Disability Insurance Benefit Plan Protects Workers Short Term Needs at Reasonable Cost
Do you offer a disability insurance benefit plan?
If not, ask yourself this question:
What is an employee’s most valuable asset??
Her house? Her car? Her 401k account?
As valuable as those things are, they pale by comparison to the value of the employee’s ability to earn a living. Without the capacity to get up in the morning and get to work, all those other assets will disappear sooner rather than later.
That ability is of immense importance, yet most workers don’t protect it. Fewer people own disability insurance than almost any other coverage. Perhaps one of the reasons employees don’t buy more disability insurance it that they believe they are covered by Worker’s Compensation.
State law requires employers to provide Worker’s Compensation protection. But it only covers job-related disabilities. It does nothing for the pregnancy, the auto accident, the heart attack or other serious illness. Most disabilities occur off the job, not on.
Employers can plug the gap at a relatively low cost (about 0.25% to 0.5% of payroll). Group disability programs come in two flavors, short-term (covered here) and long-term (covered elsewhere). Short-term plans cover the first three to twelve months of a disability, and long-term plans cover the period after that.
The major cost determinants are:
- Your Industry
- Your Employee Sex Mix (STD has a heavy maternity component, which makes females more expensive than males)
- Your Age Profile (generally, older is more expensive, but so are males under age 30
The Hidden Money-Saving Component of STD
One of the advantages STD plans give the employer falls in the area of Workers Compensation.
Every employer must offer workers compensation insurance (in Massachusetts that’s true even if you’re a one-person firm!.) It’s state law.
Because of that, many employers don’t offer short-term disability, which covers off-the-job injuries and illnesses.

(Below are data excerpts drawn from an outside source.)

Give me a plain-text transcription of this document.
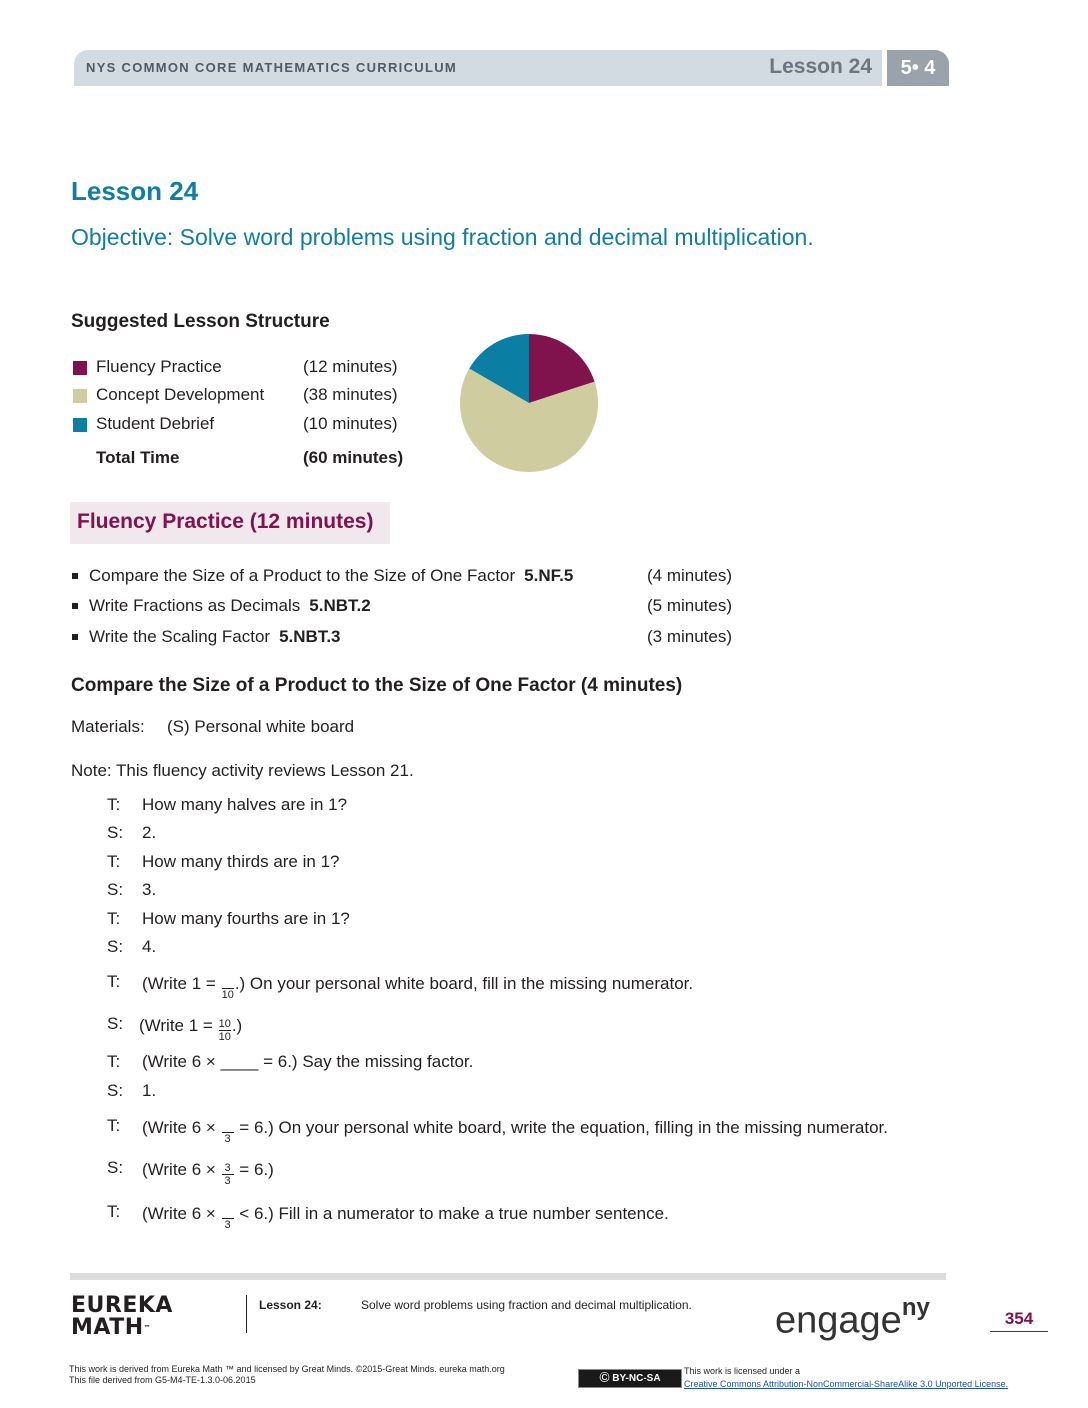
NYS COMMON CORE MATHEMATICS CURRICULUM	Lesson 24	5• 4
Lesson 24
Objective: Solve word problems using fraction and decimal multiplication.
Suggested Lesson Structure
Fluency Practice	(12 minutes)
Concept Development (38 minutes)
Student Debrief	(10 minutes)
Total Time	(60 minutes)
Fluency Practice (12 minutes)
Compare the Size of a Product to the Size of One Factor 5.NF.5	(4 minutes)
Write Fractions as Decimals 5.NBT.2	(5 minutes)
Write the Scaling Factor 5.NBT.3	(3 minutes)
Compare the Size of a Product to the Size of One Factor (4 minutes)
Materials: (S) Personal white board
Note: This fluency activity reviews Lesson 21.
T: How many halves are in 1?
S: 2.
T: How many thirds are in 1?
S: 3.
T: How many fourths are in 1?
S: 4.
T: (Write 1 =
10
.) On your personal white board, fill in the missing numerator.
S: (Write $1 = \frac{10}{10}$ .)
T: (Write 6 × ____ = 6.) Say the missing factor.
S: 1.
T: (Write 6 ×
3
= 6.) On your personal white board, write the equation, filling in the missing numerator.
S: (Write $6 \times \frac{3}{3} = 6$.)
T: (Write 6 ×
3
< 6.) Fill in a numerator to make a true number sentence.
EUREKA
MATH™
Lesson 24:	Solve word problems using fraction and decimal multiplication. engage$^{ny}$	354
This work is derived from Eureka Math ™ and licensed by Great Minds. ©2015-Great Minds. eureka math.org
This file derived from G5-M4-TE-1.3.0-06.2015	Ⓒ BY-NC-SA
This work is licensed under a
Creative Commons Attribution-NonCommercial-ShareAlike 3.0 Unported License.
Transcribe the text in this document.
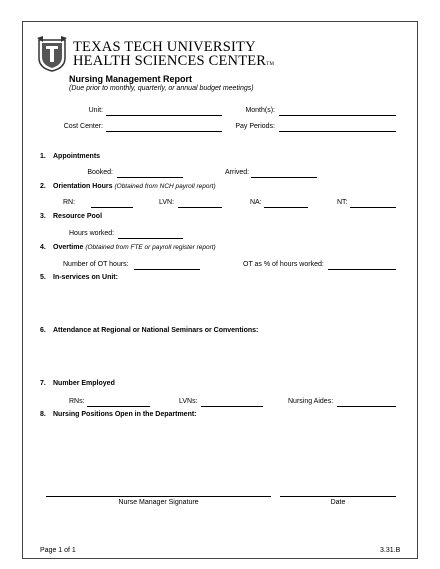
TEXAS TECH UNIVERSITY
HEALTH SCIENCES CENTERTM
Nursing Management Report
(Due prior to monthly, quarterly, or annual budget meetings)
Unit:	Month(s):
Cost Center:	Pay Periods:
1. Appointments
Booked:	Arrived:
2. Orientation Hours (Obtained from NCH payroll report)
RN:	LVN:	NA:	NT:
3. Resource Pool
Hours worked:
4. Overtime (Obtained from FTE or payroll register report)
Number of OT hours:	OT as % of hours worked:
5. In-services on Unit:
6. Attendance at Regional or National Seminars or Conventions:
7. Number Employed
RNs:	LVNs:	Nursing Aides:
8. Nursing Positions Open in the Department:
Nurse Manager Signature	Date
Page 1 of 1	3.31.B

They figure they’re already protecting the employees with Workers Comp.
So what happens to the employee who tears up his knee over the weekend? He can’t work because his knee’s killing him, but he can’t afford to miss a week of work.
Sometimes his answer is to come to work where — an hour or so after arriving — he has an unfortunate “accident.”
Voila! Problem solved. In fact, one study showed that 20% of all workplace “accidents” in a typical blue collar environment occurred in the first hour of Monday mornings!
Here’s the problem: Workers Comp rates are modified (upward) when you have a claim. So that softball victim just increased your premium for next year.
But with a short-term disability plan in place, that temptation disappears. Your employee knows he has coverage, so he never comes in at all.
Result? Your workers compensation mod factor isn’t adjusted upward, and the short-term disability program helps keep workers compensation costs under control. What about the increase in the Short Term Disability rates?
For companies under 100 employees, there probably isn’t one.
- There isn’t any reporting of actual claims for groups <100 employees
- Carriers will raise your rates at renewal if you have bad claims, but
- You can move to another carrier without them expecting to see your claims history
- So the next carrier will look only at the age/sex/job makeup of your group
- Isn’t it funny how carriers will tell you that they “don’t give claims rating credibility to small accounts” when your claims are good, but
- they’ll point to how bad your claims are (as an excuse to raise rates) when your claims are bad?
At any rate, that means that if you’re smaller than 100 employees you can readily jump from carrier to carrier whenever you desire. You lose that flexibility when you’re larger than 100 employees, but there are other ways to manage that, and they’re covered under a different STD design section.